Wonga, the payday lender, is paying customers up to £100 to sell its loans to their friends on Facebook, despite charging more than 20 times the interest of a standard credit card.

Existing customers will receive £20 if they persuade a friend on Facebook to use a discount code on their first loan with Wonga, which will exempt them from a transaction fee of £5.50.

But research compiled for the Herald shows that borrowing £400 over a month from Wonga would cost £119.98 in interest, compared to just £5.88 on a Barclaycard credit card and £30 on an authorised overdraft from Bank of Scotland.

Even those with a bad credit rating would only pay £10.61 if they withdrew the cash on a Barclaycard charging 29.9%.

As long as they have used Wonga before, Facebook users can recommend the firm, which charges 4214% APR, to five friends, earning £20 each time. Several sites have now sprung up to offer promo codes when people type "Wonga" into their search engines.

Stuart Carmichael, of the Glasgow-based charity Debt Support Trust, said: "This is a shocking marketing ploy to lure people into credit who may not even require this funding.

"Wonga seem to be targeting young people who may not be finance-savvy through their TV advertising and social marketing."

Wonga promises to put cash in people's accounts in 15 minutes but the alternatives can offer the same amount on the same day, if not instantly from a cash machine.

Chief executive Errol Damelin has frequently said the firm is aimed at tech-savvy young professionals who want extra cash to fund holidays and trips to music festivals.

But the firm recently removed a page on its website that promoted payday loans as an alternative to student loans after the National Union of Students deemed it "predatory".

The Office of Fair Trading is currently investigating 50 major payday lenders over concerns the industry is targeting financially vulnerable people. Wonga says it avoids this danger by accepting only 30% of applications for loans.

Wonga also sponsors Hearts, this year's Scottish Cup Finalists, and has been quick to tell Facebook users this week that it's "very excited" for an all-Edinburgh final.
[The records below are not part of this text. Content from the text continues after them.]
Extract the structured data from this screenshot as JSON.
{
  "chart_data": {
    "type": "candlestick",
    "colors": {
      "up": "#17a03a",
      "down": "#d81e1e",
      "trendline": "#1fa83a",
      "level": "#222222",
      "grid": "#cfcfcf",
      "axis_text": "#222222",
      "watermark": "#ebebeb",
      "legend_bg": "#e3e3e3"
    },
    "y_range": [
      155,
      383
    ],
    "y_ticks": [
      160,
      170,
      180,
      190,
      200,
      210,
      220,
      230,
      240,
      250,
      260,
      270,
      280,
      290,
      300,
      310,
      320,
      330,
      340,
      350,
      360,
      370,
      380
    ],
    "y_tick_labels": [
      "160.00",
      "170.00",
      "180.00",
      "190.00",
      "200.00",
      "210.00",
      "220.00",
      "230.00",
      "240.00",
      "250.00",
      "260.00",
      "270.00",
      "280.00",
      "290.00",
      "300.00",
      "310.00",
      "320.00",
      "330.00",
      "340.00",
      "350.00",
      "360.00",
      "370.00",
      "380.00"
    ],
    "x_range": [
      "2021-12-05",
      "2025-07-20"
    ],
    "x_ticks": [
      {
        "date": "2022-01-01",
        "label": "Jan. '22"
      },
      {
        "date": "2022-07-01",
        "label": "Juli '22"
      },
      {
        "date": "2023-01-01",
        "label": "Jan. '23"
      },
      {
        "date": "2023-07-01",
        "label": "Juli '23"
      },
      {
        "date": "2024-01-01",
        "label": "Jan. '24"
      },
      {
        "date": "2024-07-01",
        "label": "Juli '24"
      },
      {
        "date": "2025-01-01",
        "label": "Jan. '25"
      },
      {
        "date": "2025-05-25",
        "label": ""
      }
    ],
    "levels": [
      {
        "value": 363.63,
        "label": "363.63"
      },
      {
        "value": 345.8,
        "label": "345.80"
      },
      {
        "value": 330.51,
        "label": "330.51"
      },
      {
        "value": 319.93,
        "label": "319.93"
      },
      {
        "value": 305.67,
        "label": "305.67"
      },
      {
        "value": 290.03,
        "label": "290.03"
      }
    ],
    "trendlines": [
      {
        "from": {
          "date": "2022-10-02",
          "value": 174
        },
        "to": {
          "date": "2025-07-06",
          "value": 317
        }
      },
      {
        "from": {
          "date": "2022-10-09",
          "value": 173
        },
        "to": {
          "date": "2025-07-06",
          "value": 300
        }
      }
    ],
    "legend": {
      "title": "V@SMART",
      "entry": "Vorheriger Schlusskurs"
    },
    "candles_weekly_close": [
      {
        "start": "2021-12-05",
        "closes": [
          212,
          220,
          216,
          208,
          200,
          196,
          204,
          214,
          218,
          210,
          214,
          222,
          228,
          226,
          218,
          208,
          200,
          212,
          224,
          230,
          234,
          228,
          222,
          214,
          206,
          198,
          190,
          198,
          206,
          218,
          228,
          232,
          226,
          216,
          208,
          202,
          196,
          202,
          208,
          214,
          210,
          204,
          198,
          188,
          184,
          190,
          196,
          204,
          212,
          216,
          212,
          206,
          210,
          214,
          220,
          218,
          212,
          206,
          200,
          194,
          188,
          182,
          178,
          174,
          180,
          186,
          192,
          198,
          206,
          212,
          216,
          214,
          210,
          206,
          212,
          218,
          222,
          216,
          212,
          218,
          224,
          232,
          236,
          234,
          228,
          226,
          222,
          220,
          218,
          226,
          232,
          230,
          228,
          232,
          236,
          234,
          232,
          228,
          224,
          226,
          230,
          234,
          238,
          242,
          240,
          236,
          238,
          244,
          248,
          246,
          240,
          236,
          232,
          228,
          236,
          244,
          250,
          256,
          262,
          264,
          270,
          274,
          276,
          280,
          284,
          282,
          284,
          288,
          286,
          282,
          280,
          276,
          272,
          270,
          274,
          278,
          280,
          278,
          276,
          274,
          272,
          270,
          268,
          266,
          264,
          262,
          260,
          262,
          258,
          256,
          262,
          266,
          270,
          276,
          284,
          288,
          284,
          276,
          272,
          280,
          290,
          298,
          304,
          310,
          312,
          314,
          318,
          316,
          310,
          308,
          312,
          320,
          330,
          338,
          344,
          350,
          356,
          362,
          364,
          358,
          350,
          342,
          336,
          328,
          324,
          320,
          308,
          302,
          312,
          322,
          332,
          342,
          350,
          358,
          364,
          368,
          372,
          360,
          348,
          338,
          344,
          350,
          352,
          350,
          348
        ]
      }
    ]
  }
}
But English football fans began a campaign last month to remove Wonga advertisements from the websites of clubs, calling for the promotion of credit unions instead.
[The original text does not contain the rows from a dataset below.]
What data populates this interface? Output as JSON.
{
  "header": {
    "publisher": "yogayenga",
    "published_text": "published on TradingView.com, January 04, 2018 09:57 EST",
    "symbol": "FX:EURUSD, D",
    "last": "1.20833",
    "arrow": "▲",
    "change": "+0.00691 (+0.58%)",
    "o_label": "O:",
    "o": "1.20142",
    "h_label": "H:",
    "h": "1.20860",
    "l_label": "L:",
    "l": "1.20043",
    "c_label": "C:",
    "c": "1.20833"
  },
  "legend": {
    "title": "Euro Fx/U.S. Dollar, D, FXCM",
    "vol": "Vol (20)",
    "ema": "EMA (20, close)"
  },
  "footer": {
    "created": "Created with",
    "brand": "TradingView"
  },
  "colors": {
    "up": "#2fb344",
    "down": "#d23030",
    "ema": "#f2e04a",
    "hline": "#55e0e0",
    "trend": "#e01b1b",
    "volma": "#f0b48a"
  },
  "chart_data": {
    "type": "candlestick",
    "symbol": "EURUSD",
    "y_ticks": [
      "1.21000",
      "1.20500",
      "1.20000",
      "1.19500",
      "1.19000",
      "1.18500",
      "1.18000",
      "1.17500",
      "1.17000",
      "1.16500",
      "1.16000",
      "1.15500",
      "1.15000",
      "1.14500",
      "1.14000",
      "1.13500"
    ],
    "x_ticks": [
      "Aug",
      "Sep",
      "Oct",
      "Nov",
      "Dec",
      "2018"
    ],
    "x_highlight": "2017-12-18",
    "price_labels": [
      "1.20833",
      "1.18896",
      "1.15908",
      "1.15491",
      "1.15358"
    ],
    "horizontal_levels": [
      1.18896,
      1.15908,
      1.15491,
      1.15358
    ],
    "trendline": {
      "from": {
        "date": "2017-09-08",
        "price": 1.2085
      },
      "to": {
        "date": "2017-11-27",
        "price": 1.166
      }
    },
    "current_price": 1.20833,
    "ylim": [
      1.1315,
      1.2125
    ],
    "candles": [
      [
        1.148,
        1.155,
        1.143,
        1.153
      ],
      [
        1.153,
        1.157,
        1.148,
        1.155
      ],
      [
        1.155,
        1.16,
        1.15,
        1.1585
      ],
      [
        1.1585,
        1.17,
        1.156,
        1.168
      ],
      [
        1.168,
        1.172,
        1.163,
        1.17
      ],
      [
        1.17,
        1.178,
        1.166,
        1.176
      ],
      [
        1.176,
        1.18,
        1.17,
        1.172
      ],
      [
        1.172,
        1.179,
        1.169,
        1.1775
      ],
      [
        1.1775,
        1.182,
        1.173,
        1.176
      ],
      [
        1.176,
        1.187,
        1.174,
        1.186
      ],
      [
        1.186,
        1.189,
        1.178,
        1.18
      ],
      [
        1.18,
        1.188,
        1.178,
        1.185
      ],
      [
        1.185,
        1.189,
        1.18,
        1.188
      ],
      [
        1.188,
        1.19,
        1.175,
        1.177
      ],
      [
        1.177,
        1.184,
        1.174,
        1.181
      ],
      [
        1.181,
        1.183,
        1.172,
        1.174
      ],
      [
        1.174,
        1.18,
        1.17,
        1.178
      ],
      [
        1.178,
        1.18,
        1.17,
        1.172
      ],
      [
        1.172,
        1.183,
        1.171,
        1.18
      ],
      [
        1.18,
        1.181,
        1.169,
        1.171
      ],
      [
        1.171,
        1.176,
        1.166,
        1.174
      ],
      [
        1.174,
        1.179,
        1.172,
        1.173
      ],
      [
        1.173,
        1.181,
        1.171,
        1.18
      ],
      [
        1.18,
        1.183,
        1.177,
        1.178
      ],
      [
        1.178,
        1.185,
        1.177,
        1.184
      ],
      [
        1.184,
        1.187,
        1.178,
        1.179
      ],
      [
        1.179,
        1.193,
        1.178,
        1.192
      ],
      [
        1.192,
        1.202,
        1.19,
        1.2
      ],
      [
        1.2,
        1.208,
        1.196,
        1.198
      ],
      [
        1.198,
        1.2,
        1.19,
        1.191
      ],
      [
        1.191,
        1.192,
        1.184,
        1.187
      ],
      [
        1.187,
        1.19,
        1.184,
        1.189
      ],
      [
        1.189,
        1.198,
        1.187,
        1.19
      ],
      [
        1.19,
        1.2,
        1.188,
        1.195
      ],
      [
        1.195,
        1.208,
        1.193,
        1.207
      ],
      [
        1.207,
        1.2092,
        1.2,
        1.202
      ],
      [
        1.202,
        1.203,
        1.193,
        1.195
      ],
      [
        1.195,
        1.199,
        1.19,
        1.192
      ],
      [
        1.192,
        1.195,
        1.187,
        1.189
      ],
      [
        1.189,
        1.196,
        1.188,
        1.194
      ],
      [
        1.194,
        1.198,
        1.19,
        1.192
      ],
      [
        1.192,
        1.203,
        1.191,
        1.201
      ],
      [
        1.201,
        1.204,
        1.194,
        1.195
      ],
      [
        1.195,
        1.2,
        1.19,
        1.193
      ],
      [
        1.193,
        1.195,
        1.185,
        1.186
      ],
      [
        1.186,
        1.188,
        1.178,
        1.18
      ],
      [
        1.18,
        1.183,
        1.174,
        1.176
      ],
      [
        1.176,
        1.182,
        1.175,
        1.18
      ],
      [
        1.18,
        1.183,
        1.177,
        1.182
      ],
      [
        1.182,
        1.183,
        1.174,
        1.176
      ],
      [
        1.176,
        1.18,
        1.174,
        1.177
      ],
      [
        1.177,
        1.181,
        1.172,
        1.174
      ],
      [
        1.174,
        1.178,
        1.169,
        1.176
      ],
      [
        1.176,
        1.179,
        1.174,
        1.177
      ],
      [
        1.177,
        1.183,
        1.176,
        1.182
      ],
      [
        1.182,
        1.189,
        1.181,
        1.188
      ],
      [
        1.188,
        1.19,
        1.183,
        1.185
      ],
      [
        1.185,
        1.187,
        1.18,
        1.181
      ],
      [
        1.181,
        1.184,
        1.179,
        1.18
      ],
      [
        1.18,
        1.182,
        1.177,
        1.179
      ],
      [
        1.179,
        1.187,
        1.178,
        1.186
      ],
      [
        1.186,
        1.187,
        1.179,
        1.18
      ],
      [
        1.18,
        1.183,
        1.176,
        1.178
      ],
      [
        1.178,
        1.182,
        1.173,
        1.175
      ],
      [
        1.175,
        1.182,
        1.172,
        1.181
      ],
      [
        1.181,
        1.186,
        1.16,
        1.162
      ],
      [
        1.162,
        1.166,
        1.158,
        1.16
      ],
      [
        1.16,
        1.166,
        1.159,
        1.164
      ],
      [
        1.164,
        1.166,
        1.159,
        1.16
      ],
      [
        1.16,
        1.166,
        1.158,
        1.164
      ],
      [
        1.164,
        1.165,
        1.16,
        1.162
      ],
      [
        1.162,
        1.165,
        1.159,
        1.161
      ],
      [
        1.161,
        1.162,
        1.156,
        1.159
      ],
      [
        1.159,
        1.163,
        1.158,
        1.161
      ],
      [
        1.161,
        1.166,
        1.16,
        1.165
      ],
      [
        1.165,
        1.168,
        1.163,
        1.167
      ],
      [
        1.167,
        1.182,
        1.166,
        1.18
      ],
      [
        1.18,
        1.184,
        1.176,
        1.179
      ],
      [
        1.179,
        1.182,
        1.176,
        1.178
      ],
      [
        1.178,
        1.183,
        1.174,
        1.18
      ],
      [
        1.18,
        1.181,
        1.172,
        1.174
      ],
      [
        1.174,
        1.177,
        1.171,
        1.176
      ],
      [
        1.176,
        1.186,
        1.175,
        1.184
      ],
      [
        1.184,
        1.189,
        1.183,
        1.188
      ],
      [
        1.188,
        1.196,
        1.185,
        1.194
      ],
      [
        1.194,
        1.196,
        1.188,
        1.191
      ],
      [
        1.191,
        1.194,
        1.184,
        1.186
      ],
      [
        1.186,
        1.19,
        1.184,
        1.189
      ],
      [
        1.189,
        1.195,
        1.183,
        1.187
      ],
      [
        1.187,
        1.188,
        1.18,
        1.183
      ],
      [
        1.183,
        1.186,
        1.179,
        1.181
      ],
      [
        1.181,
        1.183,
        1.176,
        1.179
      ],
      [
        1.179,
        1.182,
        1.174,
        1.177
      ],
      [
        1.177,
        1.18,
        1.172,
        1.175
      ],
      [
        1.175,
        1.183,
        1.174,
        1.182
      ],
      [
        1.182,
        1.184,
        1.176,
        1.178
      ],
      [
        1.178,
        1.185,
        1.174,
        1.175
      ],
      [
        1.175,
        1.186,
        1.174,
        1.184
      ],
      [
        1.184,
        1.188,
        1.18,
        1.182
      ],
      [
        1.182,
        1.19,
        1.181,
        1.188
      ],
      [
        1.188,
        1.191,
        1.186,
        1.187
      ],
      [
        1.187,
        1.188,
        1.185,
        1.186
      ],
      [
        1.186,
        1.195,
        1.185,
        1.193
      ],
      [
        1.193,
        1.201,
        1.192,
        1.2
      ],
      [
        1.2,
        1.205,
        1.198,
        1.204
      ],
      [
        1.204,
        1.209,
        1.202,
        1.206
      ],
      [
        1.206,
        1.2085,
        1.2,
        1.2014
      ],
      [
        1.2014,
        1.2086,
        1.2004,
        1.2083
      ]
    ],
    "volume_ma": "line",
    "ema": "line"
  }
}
Research from Debt Support Trust shows Wonga would be 13 times more expensive than borrowing £400 from two typical credit unions, London Mutual and Hi Scot Credit Union, which would cost £8.81 over a month.

Wonga has frequently claimed that its loans are cheaper than going into an unauthorised bank overdraft. However, it would cost half the amount to borrow £100 over 20 days on an authorised overdraft from Royal Bank of Scotland.

A spokesman from Wonga said: "We run a refer-a-friend scheme with existing customers and we have more than 80,000 engaged customers on our Facebook page. The scheme came about because many existing customers were referring friends to Wonga anyway and many were asking us about a potential reward for doing so. The £5.50 discount element is a code for removing the standard £5.50 cash transmission fee we charge."

Mr Carmichael said: "Wonga's fees start to become the most expensive the more you borrow. It is more expensive than credit unions, authorised overdrafts, credit cards and in some cases unauthorised overdrafts."

He said Wonga charged a £20 fee as well as ongoing interest on any loan not repaid on time, which ranked it among the most expensive payday lenders.